A consortium led by Pakistani financier Arif Habib emerged as the winning bidder on December 23, 2025 for a 75 percent stake in state owned Pakistan International Airlines, offering Rs135 billion for control of the national carrier. The accepted price converts to roughly US 482 million, and marks one of the largest privatisation moves in Pakistan in nearly two decades.
The Arif Habib group’s winning team reportedly includes Fatima Fertiliser Company, Lake City Holdings, AKD Group Holding, and City Schools among its partners, reflecting a consortium drawn from finance, industry, education and manufacturing. Two other groups made serious bids in a televised, multiple round auction stage. Budget carrier Airblue made an early offer of Rs26.5 billion and withdrew from later rounds. A rival led by Lucky Cement pushed competition to the wire, advancing from about Rs101.5 billion to a final Rs134 billion before the Arif Habib consortium increased its bid to the winning figure.
Officials said sources varied on the government reference price used to resume the sale, with figures cited between Rs100 billion and Rs125 billion, but the final accepted bid was consistent across accounts at Rs135 billion. Under the financial terms disclosed, the government will receive about Rs10.12 billion in cash immediately, while the remainder of the bid value will be injected back into PIA to support operations and restructuring.
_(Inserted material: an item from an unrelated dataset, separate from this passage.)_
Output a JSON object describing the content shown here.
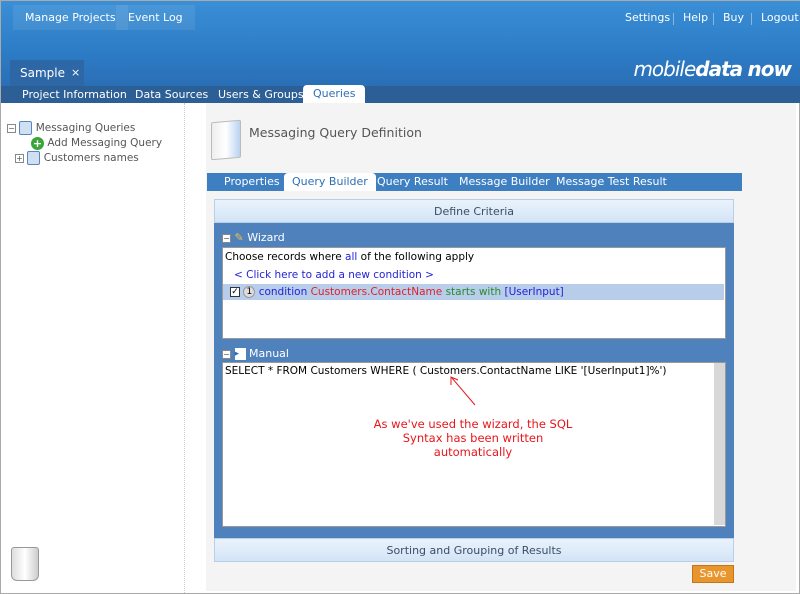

The Privatisation Ministry described the outcome as the successful completion of a transparent and highly competitive bidding process and framed the sale as an important milestone in the wider privatisation programme. The transfer still requires regulatory clearances and formal closing mechanics, and the precise timetable for management handover was not immediately disclosed.

Market implications are significant. For the Treasury, even a partly cash financed sale provides near term fiscal relief and reduces direct exposure to PIA’s operating losses. For the airline industry, private control under a diversified corporate group could accelerate fleet renewal, network rationalisation and commercial discipline, potentially heightening competition on domestic and regional routes. Financial investors will watch whether the consortium assumes legacy liabilities such as outstanding debt and pension obligations or negotiates those with the state, a determinant of the deal’s ultimate value.
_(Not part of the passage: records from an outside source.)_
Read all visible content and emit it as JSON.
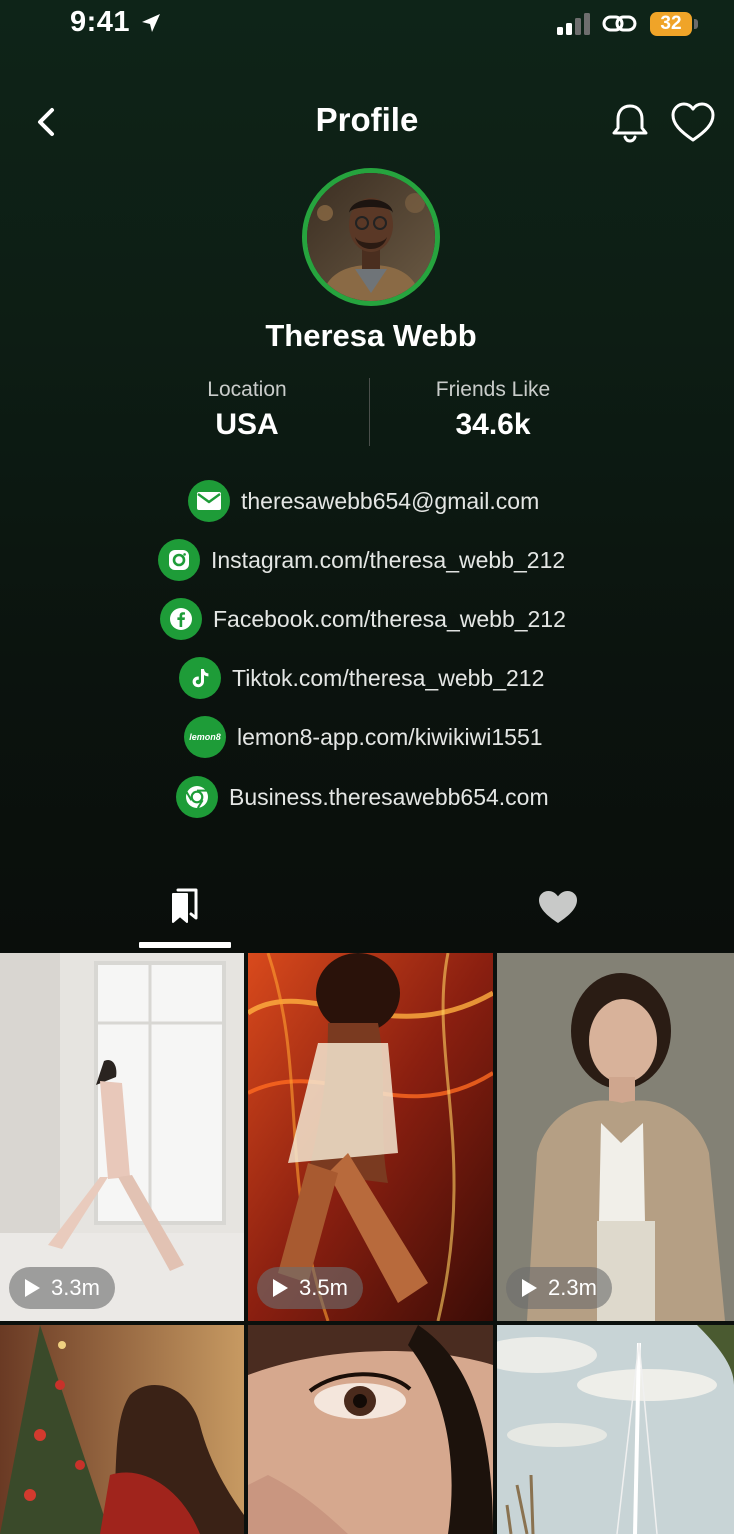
{
  "status_bar": {
    "time": "9:41",
    "battery": "32",
    "icons": [
      "location-arrow-icon",
      "cellular-signal-icon",
      "link-icon",
      "battery-icon"
    ]
  },
  "header": {
    "title": "Profile",
    "icons": [
      "back-chevron-icon",
      "bell-icon",
      "heart-outline-icon"
    ]
  },
  "profile": {
    "name": "Theresa Webb",
    "avatar": "profile-photo",
    "stats": [
      {
        "label": "Location",
        "value": "USA"
      },
      {
        "label": "Friends Like",
        "value": "34.6k"
      }
    ],
    "links": [
      {
        "icon": "mail-icon",
        "text": "theresawebb654@gmail.com"
      },
      {
        "icon": "instagram-icon",
        "text": "Instagram.com/theresa_webb_212"
      },
      {
        "icon": "facebook-icon",
        "text": "Facebook.com/theresa_webb_212"
      },
      {
        "icon": "tiktok-icon",
        "text": "Tiktok.com/theresa_webb_212"
      },
      {
        "icon": "lemon8-icon",
        "text": "lemon8-app.com/kiwikiwi1551",
        "icon_text": "lemon8"
      },
      {
        "icon": "chrome-icon",
        "text": "Business.theresawebb654.com"
      }
    ]
  },
  "tabs": [
    {
      "icon": "bookmarks-icon",
      "active": true
    },
    {
      "icon": "heart-filled-icon",
      "active": false
    }
  ],
  "grid": [
    {
      "image": "woman walking in white room",
      "views": "3.3m"
    },
    {
      "image": "dancer with light trails",
      "views": "3.5m"
    },
    {
      "image": "woman in beige blazer",
      "views": "2.3m"
    },
    {
      "image": "woman by christmas tree",
      "views": ""
    },
    {
      "image": "close-up face eyelashes",
      "views": ""
    },
    {
      "image": "sailboat mast and sky",
      "views": ""
    }
  ],
  "colors": {
    "accent_green": "#26a43e",
    "icon_green": "#1e9c38",
    "battery": "#f0a428"
  }
}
Policy wise, the transaction signals renewed government emphasis on selling non core assets to attract private capital, a longstanding IMF conditionality and domestic reform objective. The sale follows a failed privatisation attempt last year that drew insufficient bids, and comes after regulatory and operational changes that some industry observers say improved PIA’s viability, including relief on certain operational bans.
Longer term the deal underscores a trend of conglomerates and cross sector consortia taking stakes in strategic industries, leveraging diversified cash flows to underwrite complex turnarounds. The success or failure of the Arif Habib consortium in stabilising PIA will be a test case for Pakistan’s capacity to hand over legacy state enterprises to private ownership while protecting service continuity, labour rights and fiscal stability.